The theme for this year’s Clean Air Day is “Healthy Air, Healthy Planet”, emphasizing the huge impact of air pollution on human health aspects, especially considering the COVID-19 pandemic. The new World Bank report investigates the causes and effects of air pollution in Laos. Household air pollution in the country is mainly caused by solid fuel for cooking, traditionally carried out by women, and contributes to the high rate of respiratory diseases. Outdoor air pollution is rising as more vehicles take to the roads, smog builds up in the agricultural burning season, and coal-fired power stations are built.
The report applauds the Lao approach to identifying priority challenges and opportunities for moving to greener growth and recommends that other countries learn from this. It acknowledges the Lao government’s commitment to a new economic model that can preserve the environment and strengthen resilience to natural disasters and economic shock. This shaped the country’s National Green Growth Strategy, adopted in 2019, and can now provide a fundamental pillar of the strategy for bouncing back from COVID-19. The pandemic and associated economic crisis underscore the need to accelerate the movement toward green growth to support sustainable and inclusive recovery, with scarce resources prioritized for the most urgent challenges.
Pollution is a public health major risk that slows economic growth. Environmental health risks result in around 10,000 deaths each year — over 20% of total deaths in Laos — and cause more than 100 million days of illness. The annual economic cost is estimated at nearly 15% percent of GDP. Pre-existing health conditions such as heart or respiratory problems, which make people more vulnerable to COVID-19, can be caused or worsened by airborne or land-based pollution.
Meanwhile the depletion of the natural resources that fueled much of Lao PDR’s economic growth over the last 20 year robs populations of opportunities to meet their own needs, while also increasing vulnerability to extreme weather events. Until recently, forest loss and degradation cost the country nearly 3 percent of GDP per year.

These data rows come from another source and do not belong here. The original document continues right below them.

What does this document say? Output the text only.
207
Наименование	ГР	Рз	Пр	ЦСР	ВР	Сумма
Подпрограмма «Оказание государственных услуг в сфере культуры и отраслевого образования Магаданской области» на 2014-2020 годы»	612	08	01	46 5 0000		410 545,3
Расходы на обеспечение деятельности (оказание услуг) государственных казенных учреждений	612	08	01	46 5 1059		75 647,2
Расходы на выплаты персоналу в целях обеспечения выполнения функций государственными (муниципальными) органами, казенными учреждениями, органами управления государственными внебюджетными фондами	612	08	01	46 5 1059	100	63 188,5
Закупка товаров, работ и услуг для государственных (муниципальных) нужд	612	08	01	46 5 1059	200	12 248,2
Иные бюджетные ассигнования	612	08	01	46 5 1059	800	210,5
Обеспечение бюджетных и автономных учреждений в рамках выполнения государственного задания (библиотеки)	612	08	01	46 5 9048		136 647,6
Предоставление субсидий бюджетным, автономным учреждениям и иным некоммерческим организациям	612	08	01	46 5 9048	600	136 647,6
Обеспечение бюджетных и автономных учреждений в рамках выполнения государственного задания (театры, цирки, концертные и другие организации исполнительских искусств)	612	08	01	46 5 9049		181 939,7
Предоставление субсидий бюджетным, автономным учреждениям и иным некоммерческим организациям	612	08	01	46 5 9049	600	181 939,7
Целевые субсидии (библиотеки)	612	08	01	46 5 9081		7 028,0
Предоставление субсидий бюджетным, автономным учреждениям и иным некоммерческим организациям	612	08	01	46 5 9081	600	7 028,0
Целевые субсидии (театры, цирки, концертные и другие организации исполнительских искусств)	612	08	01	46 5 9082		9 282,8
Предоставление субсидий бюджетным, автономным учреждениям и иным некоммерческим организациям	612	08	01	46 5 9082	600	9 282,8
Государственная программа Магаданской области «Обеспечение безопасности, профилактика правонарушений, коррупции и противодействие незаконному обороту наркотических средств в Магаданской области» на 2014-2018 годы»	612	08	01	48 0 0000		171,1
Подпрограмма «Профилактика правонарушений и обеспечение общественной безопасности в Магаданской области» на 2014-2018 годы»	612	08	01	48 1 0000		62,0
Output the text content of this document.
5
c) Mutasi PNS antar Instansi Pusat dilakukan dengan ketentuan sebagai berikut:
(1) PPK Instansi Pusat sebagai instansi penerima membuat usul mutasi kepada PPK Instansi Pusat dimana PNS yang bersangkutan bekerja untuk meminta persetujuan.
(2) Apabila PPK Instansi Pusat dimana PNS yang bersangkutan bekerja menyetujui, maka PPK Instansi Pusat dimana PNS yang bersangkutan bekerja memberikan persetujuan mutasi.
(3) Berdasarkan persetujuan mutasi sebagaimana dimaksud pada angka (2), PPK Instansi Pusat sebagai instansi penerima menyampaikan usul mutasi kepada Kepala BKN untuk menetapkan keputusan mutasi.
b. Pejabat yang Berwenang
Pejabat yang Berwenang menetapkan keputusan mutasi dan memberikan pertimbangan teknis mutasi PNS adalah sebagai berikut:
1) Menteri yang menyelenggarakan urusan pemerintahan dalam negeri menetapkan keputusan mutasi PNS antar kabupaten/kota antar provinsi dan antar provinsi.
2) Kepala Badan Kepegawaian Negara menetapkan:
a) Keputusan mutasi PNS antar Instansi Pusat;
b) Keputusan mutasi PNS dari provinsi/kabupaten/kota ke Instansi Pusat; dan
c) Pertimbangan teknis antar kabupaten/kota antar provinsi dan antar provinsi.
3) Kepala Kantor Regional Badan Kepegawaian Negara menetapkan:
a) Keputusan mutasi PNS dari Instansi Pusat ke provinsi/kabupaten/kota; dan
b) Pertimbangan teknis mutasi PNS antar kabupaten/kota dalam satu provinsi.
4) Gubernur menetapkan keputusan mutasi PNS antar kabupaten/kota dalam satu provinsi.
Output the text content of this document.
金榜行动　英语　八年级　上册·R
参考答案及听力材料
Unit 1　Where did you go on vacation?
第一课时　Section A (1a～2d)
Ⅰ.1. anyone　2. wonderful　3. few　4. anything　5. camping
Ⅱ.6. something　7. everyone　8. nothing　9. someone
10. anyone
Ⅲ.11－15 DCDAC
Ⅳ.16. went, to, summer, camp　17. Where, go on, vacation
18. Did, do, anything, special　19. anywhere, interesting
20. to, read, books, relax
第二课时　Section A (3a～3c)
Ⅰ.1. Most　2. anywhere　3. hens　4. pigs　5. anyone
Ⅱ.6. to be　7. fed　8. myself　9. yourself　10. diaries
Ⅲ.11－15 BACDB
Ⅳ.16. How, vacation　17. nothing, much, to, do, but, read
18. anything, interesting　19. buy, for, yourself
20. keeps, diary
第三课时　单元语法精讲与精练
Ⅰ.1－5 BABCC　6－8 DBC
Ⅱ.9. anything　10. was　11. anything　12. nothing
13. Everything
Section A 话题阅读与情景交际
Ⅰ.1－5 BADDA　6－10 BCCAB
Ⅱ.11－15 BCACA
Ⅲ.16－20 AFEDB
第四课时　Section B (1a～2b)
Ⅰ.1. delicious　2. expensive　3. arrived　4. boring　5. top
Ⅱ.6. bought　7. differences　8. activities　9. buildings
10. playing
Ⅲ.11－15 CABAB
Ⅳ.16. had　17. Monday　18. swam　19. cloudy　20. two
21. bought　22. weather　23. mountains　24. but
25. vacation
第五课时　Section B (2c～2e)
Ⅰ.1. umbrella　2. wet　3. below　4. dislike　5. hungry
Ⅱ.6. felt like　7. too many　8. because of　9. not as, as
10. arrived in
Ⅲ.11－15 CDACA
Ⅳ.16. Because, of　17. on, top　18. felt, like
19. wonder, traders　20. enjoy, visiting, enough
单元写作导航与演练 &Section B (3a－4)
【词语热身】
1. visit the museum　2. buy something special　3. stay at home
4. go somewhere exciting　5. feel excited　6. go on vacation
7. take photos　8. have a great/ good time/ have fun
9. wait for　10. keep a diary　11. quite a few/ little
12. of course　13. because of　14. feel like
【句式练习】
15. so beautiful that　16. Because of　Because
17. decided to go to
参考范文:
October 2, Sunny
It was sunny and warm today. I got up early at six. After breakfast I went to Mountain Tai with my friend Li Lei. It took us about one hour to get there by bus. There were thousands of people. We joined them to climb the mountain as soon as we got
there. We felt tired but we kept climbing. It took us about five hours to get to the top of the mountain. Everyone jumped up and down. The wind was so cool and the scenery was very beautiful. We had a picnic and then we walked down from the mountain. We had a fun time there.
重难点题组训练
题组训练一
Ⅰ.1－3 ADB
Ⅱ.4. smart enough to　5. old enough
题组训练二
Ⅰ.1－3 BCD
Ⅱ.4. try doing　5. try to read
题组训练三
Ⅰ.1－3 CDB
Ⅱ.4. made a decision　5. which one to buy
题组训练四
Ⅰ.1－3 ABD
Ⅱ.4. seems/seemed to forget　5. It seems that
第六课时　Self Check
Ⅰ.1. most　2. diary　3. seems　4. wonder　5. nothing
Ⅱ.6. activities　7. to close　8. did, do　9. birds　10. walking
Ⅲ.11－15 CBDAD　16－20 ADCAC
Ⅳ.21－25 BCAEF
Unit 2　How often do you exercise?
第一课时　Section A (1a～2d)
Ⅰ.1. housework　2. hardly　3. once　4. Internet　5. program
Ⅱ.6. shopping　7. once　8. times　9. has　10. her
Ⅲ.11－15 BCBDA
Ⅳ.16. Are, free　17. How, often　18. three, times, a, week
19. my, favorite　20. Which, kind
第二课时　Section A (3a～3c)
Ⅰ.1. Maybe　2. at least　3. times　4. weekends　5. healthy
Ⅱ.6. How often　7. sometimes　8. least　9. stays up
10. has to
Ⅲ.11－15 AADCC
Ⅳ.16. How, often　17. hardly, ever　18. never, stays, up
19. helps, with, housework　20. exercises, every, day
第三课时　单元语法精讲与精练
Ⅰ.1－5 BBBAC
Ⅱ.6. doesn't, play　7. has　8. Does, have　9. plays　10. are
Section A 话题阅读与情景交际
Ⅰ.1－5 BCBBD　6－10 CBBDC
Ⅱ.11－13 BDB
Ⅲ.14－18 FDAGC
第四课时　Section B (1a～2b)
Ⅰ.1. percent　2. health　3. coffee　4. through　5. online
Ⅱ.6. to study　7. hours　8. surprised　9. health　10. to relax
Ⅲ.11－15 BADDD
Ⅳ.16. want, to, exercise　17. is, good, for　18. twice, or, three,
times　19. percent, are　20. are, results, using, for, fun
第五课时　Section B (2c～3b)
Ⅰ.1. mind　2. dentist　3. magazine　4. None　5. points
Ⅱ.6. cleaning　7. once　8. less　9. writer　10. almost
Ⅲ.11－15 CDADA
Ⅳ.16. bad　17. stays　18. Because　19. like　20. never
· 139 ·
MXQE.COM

The poor are disproportionately burdened by environmental pollution and degradation.
The new Country Environmental Analysis also cites various successful practices from around the world, and data from local research, that can inform policies for greener growth and pollution control. It suggests ways of tackling Laos’ most serious environmental health risks, plus further strategies for bolstering the rural economy amid a changing climate and strengthening warning systems against natural disasters.